In 1989, Fox privately settled a $21million federal fraud suit charging it with, among other things, unlawfully padding its pockets by using Fox TV stations to advertise Fox films. Disregarding FCC reporting requirements, Fox didn’t disclose that settlement when applying to renew the license of its Los Angeles station, KTTV. The FCC review board said that omission, along with other Fox misconduct, “shows either carelessness or arrogance, depending on how the Fox compliance record is interpreted…” Like good little deregulators, the board then promptly renewed KTTV’s license, effectively sweeping the misconduct aside.

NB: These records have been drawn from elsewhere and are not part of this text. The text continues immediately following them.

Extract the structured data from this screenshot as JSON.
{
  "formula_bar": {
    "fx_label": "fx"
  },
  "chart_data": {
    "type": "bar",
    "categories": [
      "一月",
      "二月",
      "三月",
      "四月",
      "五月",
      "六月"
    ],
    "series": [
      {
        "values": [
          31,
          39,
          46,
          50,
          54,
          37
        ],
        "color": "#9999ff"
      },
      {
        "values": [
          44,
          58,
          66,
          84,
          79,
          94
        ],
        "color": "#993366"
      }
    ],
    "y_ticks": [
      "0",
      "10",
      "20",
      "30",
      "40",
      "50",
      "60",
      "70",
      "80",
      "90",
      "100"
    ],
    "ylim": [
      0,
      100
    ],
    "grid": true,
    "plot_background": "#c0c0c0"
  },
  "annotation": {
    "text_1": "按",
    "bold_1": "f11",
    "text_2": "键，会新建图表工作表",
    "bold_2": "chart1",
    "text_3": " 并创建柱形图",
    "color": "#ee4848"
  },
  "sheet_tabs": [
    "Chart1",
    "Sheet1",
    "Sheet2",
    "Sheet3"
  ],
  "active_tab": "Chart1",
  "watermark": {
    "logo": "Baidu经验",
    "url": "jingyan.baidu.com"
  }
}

Then, in 1995, a complaint was registered with the FCC to the effect that Murdoch’s News Corp. was actually Australian-based, not American, and that therefore it could not legally own an American network. The FCC, to its discredit, found for Murdoch, on the ground that his ownership of Fox was in the public’s best interests.  It was in 1996 that Murdoch launched Fox News.  Note:  It was because he already owned the Fox Network—featuring The Simpsons and all—that he had the leverage to push cable operators to pick up his news network. This is how mogul brilliance operates:  Step into the thick of deregulatory fever, lock in on entertainment acumen, leverage it into political power. (The comparable story of how he got away with buying, selling, and rebuying the New York Post, a relatively cheap outpost for political reach in the world’s media capital, is also interesting and intricate, but let’s save that for another time.)

Talk about low standards for America’s naturalization of immigrant.

And here we are, with what is evidently a criminal enterprise in possession of a huge hunk of American media. Who could make this stuff up? Oh right–Fox News.